Я был для него идеальным собеседником: я молчал и слушал. Кубанка и шинель сбивали меня с толку, не вязались с тем, что он изрекал. Так или иначе он привел меня в редакцию, в которой, еще не напечатав и строчки, я вскоре стал своим, так, что не замечая меня, под низким потолком редакции бегали низкорослые сотрудники, без конца каламбуря, переругиваясь, иногда по ничтожному поводу споря с пеной у рта и время от времени, подступив ко мне, учили жить. В основном, это были евреи, среди которых выделялась пара, работающая в паре, сочиняющая репортажи и отчеты с собраний, совещаний, из зала суда, из любого места, где скука поедом ела людей, – Добкин и Барбалат – Добчинский и Бобчинский, знающие все городские сплетни. Добкин был толст, благодушен, ходил, мелко семеня, как девица, враскачку, так, что короткое его, без талии пальто, как плиссированное платье, развевалось вокруг его грузного тела, а шапка-пирожок странным довеском лежала на круглой, как арбуз, голове. Барбалат же был усохший коричневый человечек с кофейными от никотина кончиками пальцев, медленно священнодействующий над своим длинным, как неотточенный карандаш, мундштуком, в который он вправлял не менее длинную сигарету. Он казался весь прокуренным с ног до головы. Это был тандем, вынырывающий из номера в номер. "Добкин и Барбалат, Добкин и Барбалат", – напевал себе под нос третий сотрудник, сочиняя очередную белиберду, местный поэт и алкоголик Ник. Киселев, так его все называли: "Вон видишь, в стельку пьяный, на ногах не стоит, от буханки прямо откусывает… Ну да, закусывает. Так это поэт – Ник. Киселев".

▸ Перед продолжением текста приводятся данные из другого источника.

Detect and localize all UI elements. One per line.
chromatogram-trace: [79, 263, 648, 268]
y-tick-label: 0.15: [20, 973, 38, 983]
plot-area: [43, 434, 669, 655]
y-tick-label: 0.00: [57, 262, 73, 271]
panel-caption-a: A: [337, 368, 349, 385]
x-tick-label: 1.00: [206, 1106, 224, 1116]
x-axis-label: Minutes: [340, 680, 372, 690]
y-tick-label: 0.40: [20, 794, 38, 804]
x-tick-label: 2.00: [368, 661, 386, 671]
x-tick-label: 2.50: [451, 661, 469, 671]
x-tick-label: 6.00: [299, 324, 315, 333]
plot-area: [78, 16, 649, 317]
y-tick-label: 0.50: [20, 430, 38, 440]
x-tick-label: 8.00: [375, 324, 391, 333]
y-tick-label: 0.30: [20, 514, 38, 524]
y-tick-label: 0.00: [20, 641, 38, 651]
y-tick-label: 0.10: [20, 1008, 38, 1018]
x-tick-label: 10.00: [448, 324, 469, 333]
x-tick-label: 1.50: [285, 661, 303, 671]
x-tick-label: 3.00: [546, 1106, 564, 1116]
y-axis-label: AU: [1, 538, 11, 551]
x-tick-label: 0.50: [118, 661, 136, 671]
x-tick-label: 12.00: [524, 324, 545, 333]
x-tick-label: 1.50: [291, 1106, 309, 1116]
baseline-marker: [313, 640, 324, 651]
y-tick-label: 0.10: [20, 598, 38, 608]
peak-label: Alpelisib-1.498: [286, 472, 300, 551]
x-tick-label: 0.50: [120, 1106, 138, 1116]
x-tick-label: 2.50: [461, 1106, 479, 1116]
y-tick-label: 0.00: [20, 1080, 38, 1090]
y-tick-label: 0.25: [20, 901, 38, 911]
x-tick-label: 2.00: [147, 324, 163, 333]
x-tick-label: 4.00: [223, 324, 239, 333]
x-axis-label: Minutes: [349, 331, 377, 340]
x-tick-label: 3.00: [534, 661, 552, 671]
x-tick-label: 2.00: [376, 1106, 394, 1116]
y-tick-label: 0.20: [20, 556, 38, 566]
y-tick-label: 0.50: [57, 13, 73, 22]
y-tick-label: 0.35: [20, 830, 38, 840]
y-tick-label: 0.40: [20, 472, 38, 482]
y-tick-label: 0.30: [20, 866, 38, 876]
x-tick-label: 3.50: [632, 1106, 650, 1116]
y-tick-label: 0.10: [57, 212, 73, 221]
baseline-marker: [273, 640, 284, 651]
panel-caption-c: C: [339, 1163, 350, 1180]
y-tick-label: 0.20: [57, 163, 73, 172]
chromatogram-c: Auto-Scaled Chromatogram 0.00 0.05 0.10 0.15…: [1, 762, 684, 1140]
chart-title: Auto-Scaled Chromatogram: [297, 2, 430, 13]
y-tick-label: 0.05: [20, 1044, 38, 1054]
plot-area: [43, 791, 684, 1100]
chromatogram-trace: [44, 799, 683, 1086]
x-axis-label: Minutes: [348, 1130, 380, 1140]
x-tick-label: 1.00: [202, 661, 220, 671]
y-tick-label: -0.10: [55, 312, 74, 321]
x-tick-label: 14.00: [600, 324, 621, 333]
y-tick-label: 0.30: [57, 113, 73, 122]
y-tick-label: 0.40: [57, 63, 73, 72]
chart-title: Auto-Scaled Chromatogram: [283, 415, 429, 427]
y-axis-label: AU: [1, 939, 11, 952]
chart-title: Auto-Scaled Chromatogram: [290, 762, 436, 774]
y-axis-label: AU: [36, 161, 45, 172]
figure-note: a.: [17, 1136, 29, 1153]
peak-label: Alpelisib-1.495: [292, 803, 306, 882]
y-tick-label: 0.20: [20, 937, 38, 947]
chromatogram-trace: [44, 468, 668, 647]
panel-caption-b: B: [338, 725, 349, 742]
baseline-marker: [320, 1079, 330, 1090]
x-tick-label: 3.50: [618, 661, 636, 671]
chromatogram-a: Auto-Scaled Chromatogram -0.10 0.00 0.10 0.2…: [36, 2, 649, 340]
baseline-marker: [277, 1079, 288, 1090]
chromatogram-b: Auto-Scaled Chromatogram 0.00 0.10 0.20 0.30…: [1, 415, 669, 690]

Пьяный, он был невероятно агрессивен и, обнаружив знакомого, свирепо выпучивал на него глаза: "Что вы, вашу мать, тут делаете?"
Все трое испытанные шустряки и дешевые остряки, шушерой вертелись вокруг четвертого, который был повыше ростом, монументальней, покрикивал на них: "Не шустрить!", писал стихи, пил водку, но все это делал значительно. Звался он – Вас. Худяков.
За углом, по ул. Коммунистической, в обширном еврейском дворе (с улицы жил специалист по легочным заболеваниям, доктор Сиркис, а внутри двора знакомые нам семьи – Гойхманы и Опачевские) находилась наборная и типография, у входа в которую сидел охранник. Меня он уже знал: я иногда носил оттиски гранок в редакцию и обратно. В типографии линотиписты и печатники опять же были в основном евреи, только в отличие от редакционных пахнущие машинным маслом, с въевшейся в кожу типографской краской. Старшим печатником был отец моего одноклассника Борьки Школьника, а метранпажем – или "выпускающим" – лысый маленький человечек, который все время улыбался, от чего к лысине бежали веером со лба мелкие морщинки, и почти беззубый рот щерился жалкими корешками оставшихся зубов. Он не знал ни одного языка кроме идиш, на котором при румынах выпускал газету. По-русски вряд ли кто-либо мог его понять. Быстро двигаясь среди станков и столов в неизменном грязно-сером комбинезоне, источая запахи пота и машинного масла, он читал любой набор, ибо язык его вообще не интересовал, тем более, что читал он все вверх ногами: отлитые на линотипе в строки металлические буквы укладывались в колонки в перевернутом виде. Языком выпускающего была одна сплошная абракадабра, но, вероятно, в таком виде она была гораздо интересней, чем плоский и скучный текст. Человечка звали Пиня. Поступающие от него первые оттиски могли свести с ума любого. Например, в рецензии название – "Альманах "Днестр" – пришло в следующем наборе: "Отмахал монах на Днестре". Все попадали со стульев, читая следующее: "Роман писателя Крушение рабиндранат тигор". Тексты шли длинными грязными лентами с отпечатками Пининых пальцев. Это были сплошные минные поля. Добкин и Барбалат, Ник. Киселев и Вас. Худяков рвали на себе волосы, покрывались потом, читая явную антисоветчину, выдаваемую наивным Пиней.
– Опять Пиня золото накопал.
– Золотарских дел мастер. Ему нужники чистить.
…Бригада перевыполнила план и получила переходящее красное знамя.
Сталин – наше солнце. Спасибо… Черчиль – поджигатель войны… за то, что Вы живете на земле…
– Коммунизм есть советская власть плюс электрификация всей страны, – бормочет Добкин, – значит, электрификация есть коммунизм минус советская власть, – вздрагивает, оглядывается, а я испуганно прячу взгляд.